Le Covid-19 a indéniablement impacté l’économie mondiale et nous avons donc constaté une contraction sur tous les marchés. Par conséquent, aucun pays africain n’échappe à l’impact dévastateur de la pandémie sur la croissance économique. Les individus et les entreprises se sont rapidement adaptés aux mesures de confinement et ont adopté une nouvelle façon de travailler et de vivre. Aujourd’hui, si les opinions divergent quant au temps qu’il faudra aux économies pour s’en remettre, nous devons œuvrer pour contribuer à la reprise qui s’annonce et en bénéficier au moment opportun.
Comme je l’ai déjà expliqué, les marchés d’investissement ont été affectés et perturbés par la baisse des prix du pétrole. Les pays n’ont alors eu d’autres choix que de se tourner vers les marchés intérieurs pour stimuler leurs économies respectives. J’estime qu’il s’est agi là de l’opportunité idéale pour les pays africains de commencer enfin à explorer et à développer le commerce régional et intra-africain, afin de réduire leur dépendance à l’égard de leurs partenaires commerciaux historiques.

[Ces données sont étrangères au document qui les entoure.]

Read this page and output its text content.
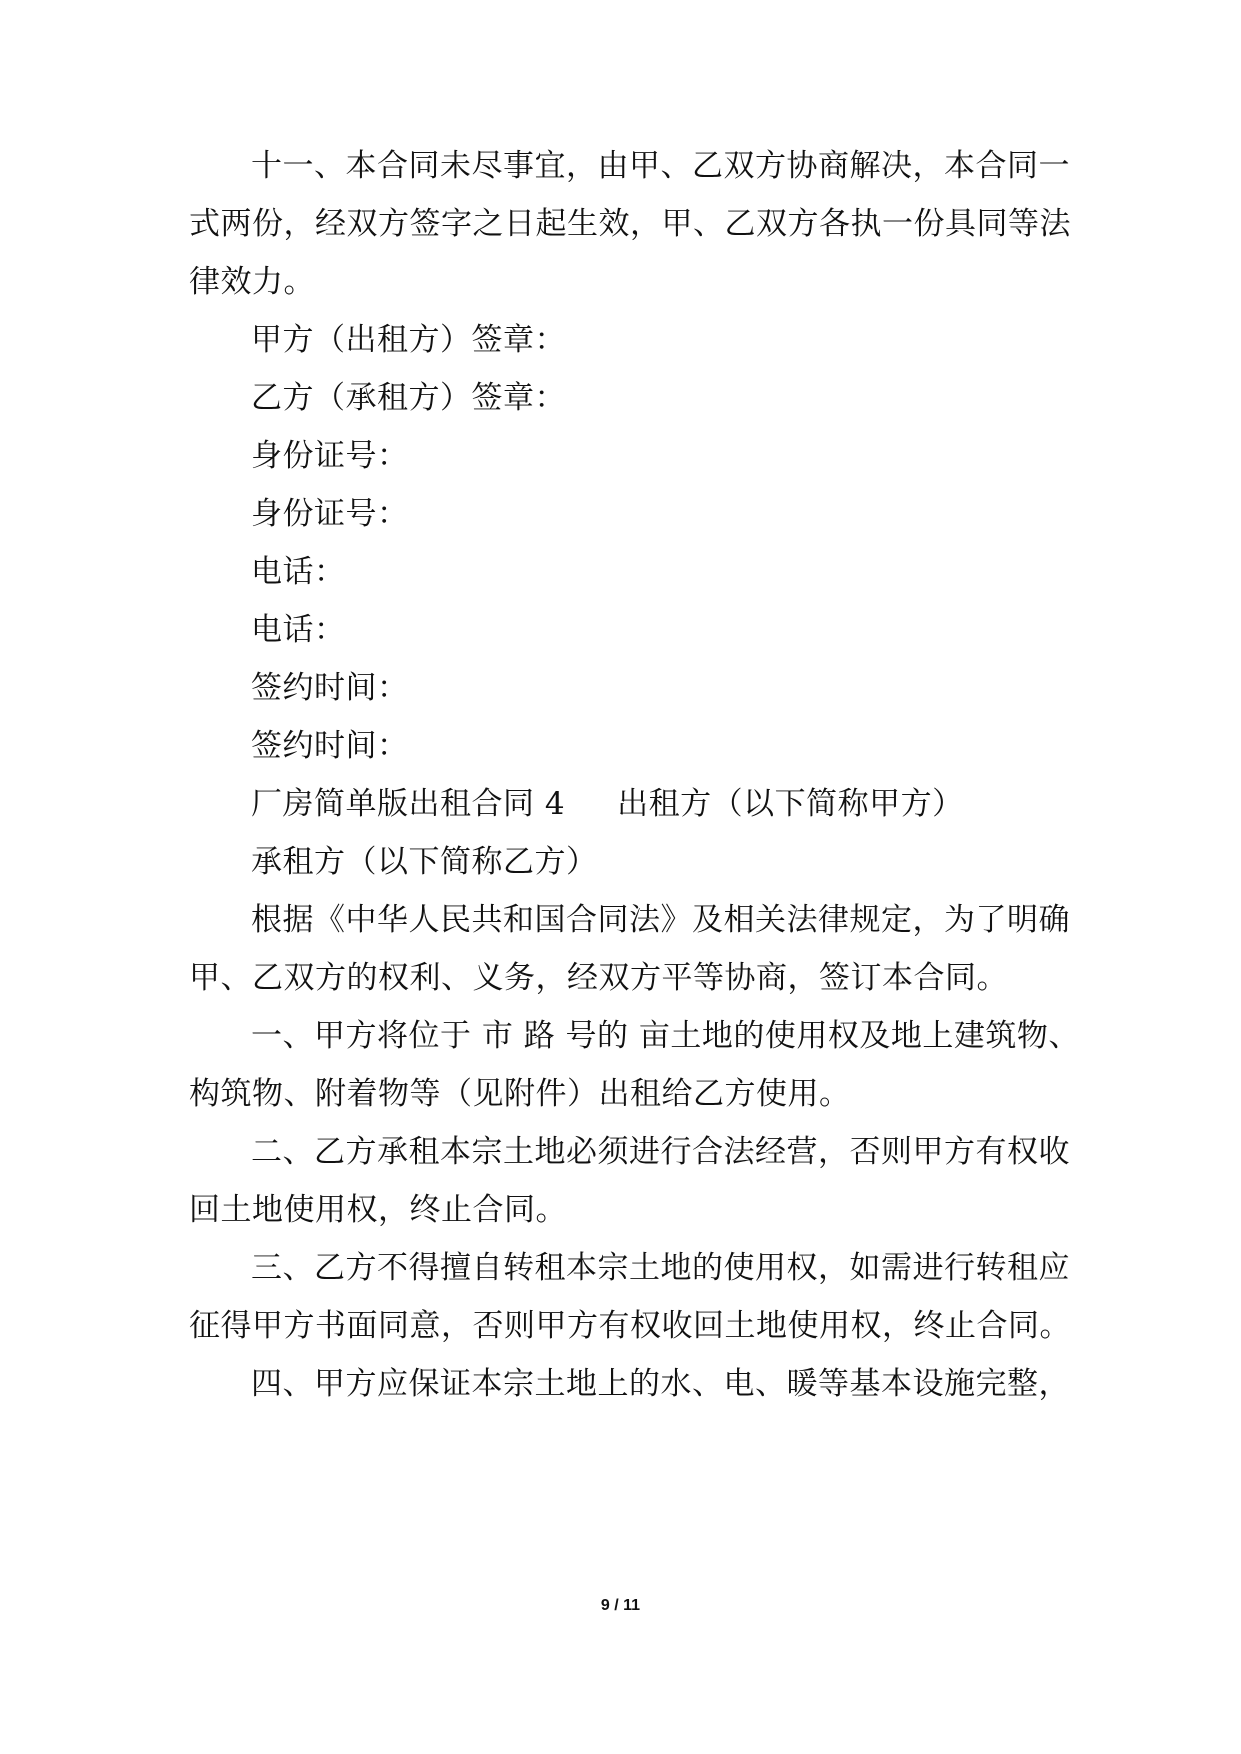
十一、本合同未尽事宜，由甲、乙双方协商解决，本合同一
式两份，经双方签字之日起生效，甲、乙双方各执一份具同等法
律效力。
甲方（出租方）签章：
乙方（承租方）签章：
身份证号：
身份证号：
电话：
电话：
签约时间：
签约时间：
厂房简单版出租合同 4 出租方（以下简称甲方）
承租方（以下简称乙方）
根据《中华人民共和国合同法》及相关法律规定，为了明确
甲、乙双方的权利、义务，经双方平等协商，签订本合同。
一、甲方将位于 市 路 号的 亩土地的使用权及地上建筑物、
构筑物、附着物等（见附件）出租给乙方使用。
二、乙方承租本宗土地必须进行合法经营，否则甲方有权收
回土地使用权，终止合同。
三、乙方不得擅自转租本宗土地的使用权，如需进行转租应
征得甲方书面同意，否则甲方有权收回土地使用权，终止合同。
四、甲方应保证本宗土地上的水、电、暖等基本设施完整，
9 / 11
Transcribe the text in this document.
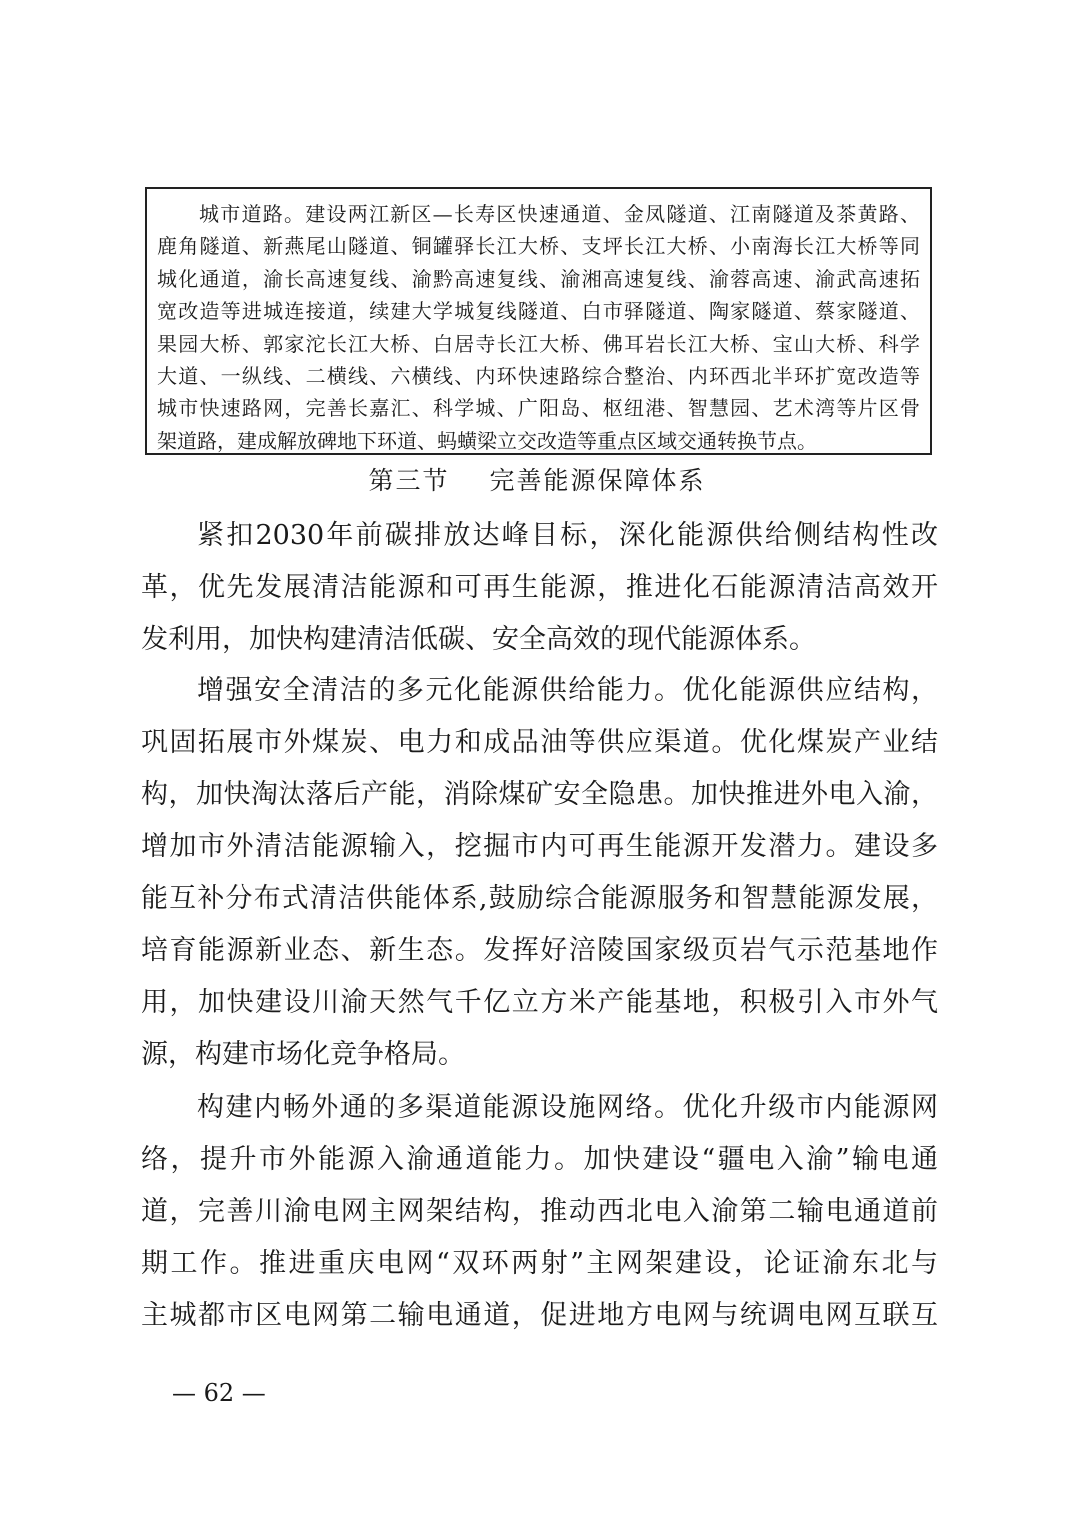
城市道路。建设两江新区—长寿区快速通道、金凤隧道、江南隧道及茶黄路、
鹿角隧道、新燕尾山隧道、铜罐驿长江大桥、支坪长江大桥、小南海长江大桥等同
城化通道，渝长高速复线、渝黔高速复线、渝湘高速复线、渝蓉高速、渝武高速拓
宽改造等进城连接道，续建大学城复线隧道、白市驿隧道、陶家隧道、蔡家隧道、
果园大桥、郭家沱长江大桥、白居寺长江大桥、佛耳岩长江大桥、宝山大桥、科学
大道、一纵线、二横线、六横线、内环快速路综合整治、内环西北半环扩宽改造等
城市快速路网，完善长嘉汇、科学城、广阳岛、枢纽港、智慧园、艺术湾等片区骨
架道路，建成解放碑地下环道、蚂蟥梁立交改造等重点区域交通转换节点。
第三节 完善能源保障体系
紧扣2030年前碳排放达峰目标，深化能源供给侧结构性改
革，优先发展清洁能源和可再生能源，推进化石能源清洁高效开
发利用，加快构建清洁低碳、安全高效的现代能源体系。
增强安全清洁的多元化能源供给能力。优化能源供应结构，
巩固拓展市外煤炭、电力和成品油等供应渠道。优化煤炭产业结
构，加快淘汰落后产能，消除煤矿安全隐患。加快推进外电入渝，
增加市外清洁能源输入，挖掘市内可再生能源开发潜力。建设多
能互补分布式清洁供能体系,鼓励综合能源服务和智慧能源发展，
培育能源新业态、新生态。发挥好涪陵国家级页岩气示范基地作
用，加快建设川渝天然气千亿立方米产能基地，积极引入市外气
源，构建市场化竞争格局。
构建内畅外通的多渠道能源设施网络。优化升级市内能源网
络，提升市外能源入渝通道能力。加快建设“疆电入渝”输电通
道，完善川渝电网主网架结构，推动西北电入渝第二输电通道前
期工作。推进重庆电网“双环两射”主网架建设，论证渝东北与
主城都市区电网第二输电通道，促进地方电网与统调电网互联互
— 62 —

En sortant de votre espace originel (Afrique australe), vous avez été confrontés à de nouvelles cultures, réalités, pratiques et réglementations, mais aussi à des environnements économiques bien différents. Comment avez-vous ou comptez-vous concilier tous les défis à relever en diffusant dans vos structures la philosophie et l’approche qui ont fait votre succès jusque-là ?
Vous ne sauriez être une entreprise résolument panafricaine sans savoir apprécier et intégrer la diversité du continent ! Alors que Sanlam a établi ses racines en Afrique australe, il y a plus de 100 ans, l’expansion du groupe à travers le reste du continent est guidée par une philosophie d’entreprise basée sur le partenariat avec des actionnaires locaux. Aussi, la valeur ajoutée de Sanlam est-elle d’apporter son savoir-faire et son expertise technique aux organes de gouvernance et au management locaux qui sont ainsi dotés des moyens nécessaires à la gestion des activités dans leurs pays respectifs.
Quelle place pour les assurances telles que pensées par Sanlam dans une Afrique qui veut changer d’approche et de modèle de développement en intégrant de plus en plus de valeurs locales dans ses produits et services ?
La seule voie vers un développement responsable du taux de pénétration de l’assurance sur nos marchés passe par l’adoption d’une approche « client-centric », pour l’ensemble de nos activités. Ainsi, au lieu de déployer une démarche « standardisée », il s’agit plutôt pour nous de prendre conscience et de respecter la diversité culturelle ainsi que les spécificités des marchés dans lesquels nous opérons.